Hi!
I’ve been learning Turing for the last couple of weeks and while trying to make the most out of the 8 cores in my computer, I realized performance was not scaling as I expected when sampling multiple chains with multiple cores. So I setup the turing coinflip example from the turing intro to run in a single thread, multi-threaded and also distributed. Did the runs using 6 cores just to be sure nothing else in my system is providing a bottleneck. For the single and multi-threaded cases I used a common setup for the model and sampler parameters:
# Using Base modules.
using Random
# Load Turing
using Turing
# Load the distributions library.
using Distributions
#Create model for a set of coin flips
@model function coinflip(y)
# Our prior belief about the probability of heads in a coin.
p ~ Beta(1, 1)
# The number of observations.
N = length(y)
for n in 1:N
# Heads or tails of a coin are drawn from a Bernoulli distribution.
y[n] ~ Bernoulli(p)
end
end;
#Create artificial data for coin flips
# Iterate from having seen 0 observations to 100 observations.
Ns = 0:100;
# Set the true probability of heads in a coin.
p_true = 0.5
# Draw data from a Bernoulli distribution, i.e. draw heads or tails.
Random.seed!(12)
data = rand(Bernoulli(p_true), last(Ns));
# Settings of the Hamiltonian Monte Carlo (HMC) sampler.
iterations = 5000000
ϵ = 0.05
τ = 10
and then sampled with one thread (used @time rather than @benchmark but repeating a couple of times numbers were consistent)
#SINGLE THREAD EXAMPLE
function perform_sampling_solo(ϵ,τ,iterations)
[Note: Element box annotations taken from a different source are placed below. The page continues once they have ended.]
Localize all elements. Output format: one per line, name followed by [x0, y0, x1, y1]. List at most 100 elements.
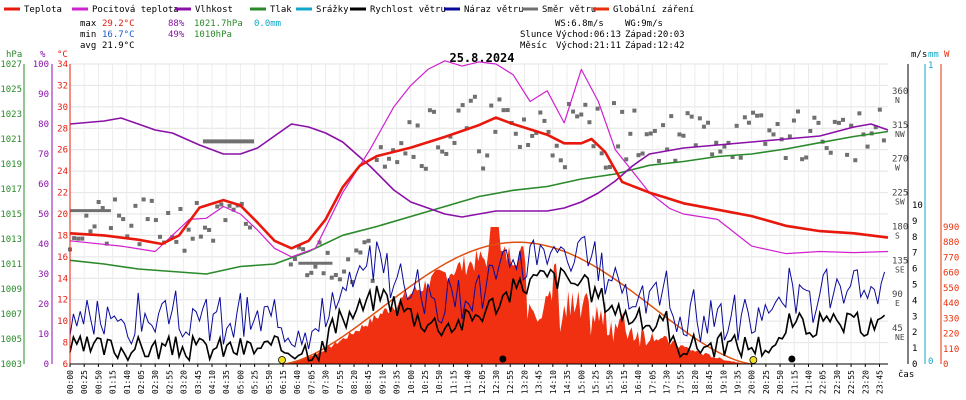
legend-label: Globální záření [613, 5, 694, 15]
wind-direction-point [726, 140, 731, 145]
radiation-area [281, 227, 754, 364]
wind-direction-point [546, 129, 551, 134]
wind-direction-point [481, 166, 486, 171]
wind-direction-point [292, 257, 297, 262]
pressure-tick-label: 1003 [0, 360, 22, 370]
wind-direction-point [321, 271, 326, 276]
x-tick-label: 18:20 [691, 370, 700, 394]
wind-direction-point [362, 240, 367, 245]
stat-rain: 0.0mm [254, 19, 281, 29]
wind-direction-point [121, 217, 126, 222]
wind-direction-point [591, 144, 596, 149]
direction-tick-degrees: 270 [892, 155, 908, 165]
temp-tick-label: 32 [57, 81, 68, 91]
wind-direction-point [182, 248, 187, 253]
x-tick-label: 17:05 [648, 370, 657, 394]
wind-direction-point [354, 248, 359, 253]
wind-tick-label: 6 [912, 265, 917, 275]
stat-moon-rise: Východ:21:11 [556, 41, 621, 51]
x-tick-label: 10:25 [421, 370, 430, 394]
wind-direction-point [382, 164, 387, 169]
wind-direction-point [288, 262, 293, 267]
wind-direction-point [190, 236, 195, 241]
wind-direction-point [374, 157, 379, 162]
wind-direction-point [566, 101, 571, 106]
wind-tick-label: 3 [912, 312, 917, 322]
wind-direction-point [796, 109, 801, 114]
x-tick-label: 01:15 [109, 370, 118, 394]
wind-direction-point [227, 203, 232, 208]
wind-direction-point [689, 114, 694, 119]
direction-tick-compass: S [895, 231, 900, 240]
wind-series [69, 235, 886, 363]
x-tick-label: 02:30 [151, 370, 160, 394]
wind-direction-point [865, 144, 870, 149]
unit-pressure: hPa [6, 50, 22, 60]
wind-direction-point [579, 112, 584, 117]
stat-moon-label: Měsíc [520, 41, 547, 51]
humidity-tick-label: 40 [38, 240, 49, 250]
wind-direction-point [456, 108, 461, 113]
wind-direction-point [701, 124, 706, 129]
wind-direction-point [571, 109, 576, 114]
wind-direction-point [681, 133, 686, 138]
wind-direction-point [836, 120, 841, 125]
x-tick-label: 16:15 [620, 370, 629, 394]
pressure-tick-label: 1007 [0, 310, 22, 320]
x-tick-label: 00:25 [80, 370, 89, 394]
stat-min-label: min [80, 30, 96, 40]
temp-tick-label: 28 [57, 124, 68, 134]
x-tick-label: 09:35 [393, 370, 402, 394]
wind-direction-point [92, 224, 97, 229]
x-tick-label: 16:40 [634, 370, 643, 394]
humidity-tick-label: 20 [38, 300, 49, 310]
pressure-line [69, 130, 889, 275]
radiation-tick-label: 110 [943, 345, 959, 355]
wind-direction-point [174, 239, 179, 244]
wind-direction-point [88, 229, 93, 234]
wind-direction-point [665, 147, 670, 152]
wind-direction-point [611, 101, 616, 106]
wind-direction-point [677, 132, 682, 137]
x-tick-label: 06:15 [279, 370, 288, 394]
wind-direction-point [399, 141, 404, 146]
x-tick-label: 07:55 [336, 370, 345, 394]
wind-tick-label: 7 [912, 249, 917, 259]
wind-direction-point [562, 165, 567, 170]
wind-direction-point [117, 213, 122, 218]
wind-direction-point [145, 217, 150, 222]
wind-direction-point [427, 108, 432, 113]
wind-direction-point [391, 148, 396, 153]
wind-direction-point [759, 113, 764, 118]
wind-direction-point [656, 158, 661, 163]
wind-direction-point [881, 138, 886, 143]
wind-direction-point [333, 272, 338, 277]
wind-direction-point [787, 134, 792, 139]
radiation-tick-label: 770 [943, 253, 959, 263]
legend-label: Teplota [24, 5, 62, 15]
x-tick-label: 01:40 [123, 370, 132, 394]
legend-label: Rychlost větru [370, 5, 446, 15]
stat-moon-set: Západ:12:42 [625, 41, 685, 51]
x-tick-label: 17:30 [662, 370, 671, 394]
wind-direction-point [542, 118, 547, 123]
wind-direction-point [550, 153, 555, 158]
wind-direction-point [714, 140, 719, 145]
wind-direction-point [746, 120, 751, 125]
wind-direction-point [595, 106, 600, 111]
wind-direction-point [472, 94, 477, 99]
wind-direction-point [751, 110, 756, 115]
x-tick-label: 13:20 [520, 370, 529, 394]
stat-min-hum: 49% [168, 30, 185, 40]
wind-direction-point [215, 204, 220, 209]
pressure-tick-label: 1013 [0, 235, 22, 245]
wind-direction-point [718, 149, 723, 154]
wind-direction-point [112, 197, 117, 202]
pressure-tick-label: 1005 [0, 335, 22, 345]
axes: 6810121416182022242628303234010203040506… [0, 60, 959, 394]
wind-direction-point [452, 140, 457, 145]
direction-tick-compass: SW [895, 198, 905, 207]
wind-direction-point [587, 120, 592, 125]
stat-wg: WG:9m/s [625, 19, 663, 29]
chains = sample(coinflip(data), HMC(ϵ, τ), iterations);
return chains
end
# Start sampling.
@time chains = mapreduce(c -> perform_sampling_solo(ϵ,τ,iterations), chainscat, 1:6)
and sampled with multiple threads (used JULIA_NUM_THREADS=6)
#MULTI-THREADED EXAMPLE
function perform_sampling(ϵ,τ,iterations)
chains = sample(coinflip(data), HMC(ϵ, τ), MCMCThreads(), iterations, 6);
return chains
end
# Start sampling
@time perform_sampling(ϵ,τ,iterations)
To perform the distributed test I did the following
#DISTRIBUTED EXAMPLE
# Load Distributed to add processes and the @everywhere macro.
using Distributed
addprocs(6)
@everywhere begin
# Using Base modules.
using Random
# Load Turing
using Turing
# Load the distributions library.
using Distributions
using BenchmarkTools
#Create artificial data for coin flips
# Iterate from having seen 0 observations to 100 observations.
Ns = 0:100;
# Set the true probability of heads in a coin.
p_true = 0.5
# Draw data from a Bernoulli distribution, i.e. draw heads or tails.
Random.seed!(12)
data = rand(Bernoulli(p_true), last(Ns));
# Settings of the Hamiltonian Monte Carlo (HMC) sampler.
iterations = 5000000
ϵ = 0.05
τ = 10
end
#Create model for a set of coin flips
@everywhere @model function coinflip(y)
# Our prior belief about the probability of heads in a coin.
p ~ Beta(1, 1)
# The number of observations.
N = length(y)
for n in 1:N
# Heads or tails of a coin are drawn from a Bernoulli distribution.
y[n] ~ Bernoulli(p)
end
end;
function perform_sampling(ϵ,τ,iterations)
chains = sample(coinflip(data), HMC(ϵ, τ), MCMCDistributed(), iterations, 6);
return chains
end
# Start sampling
@time perform_sampling(ϵ,τ,iterations)
Additional info, I’m using julia 1.7.1 with the following packages in my environment:
[6e4b80f9] BenchmarkTools v0.7.0
[31c24e10] Distributions v0.24.18
[7073ff75] IJulia v1.23.2
[c7f686f2] MCMCChains v4.14.1
[c3e4b0f8] Pluto v0.17.5
[f3b207a7] StatsPlots v0.14.30
[fce5fe82] Turing v0.15.1
So the results I get from these tests are:
- single thread = 1590 seconds
- multi threaded = 1130 seconds
- distributed = 360 seconds
During both the multi-threaded and the distributed runs I see 6 of my cpu cores running at almost 100%. But still there is a very significant difference in performance. From the single threaded run I get just a 30% increase in performance by using 6 cores with multi-threading. The distributed run performs far better, with a ~440% boost in performance.
Am I missing something fundamental in the implementation of the multi-threaded case here?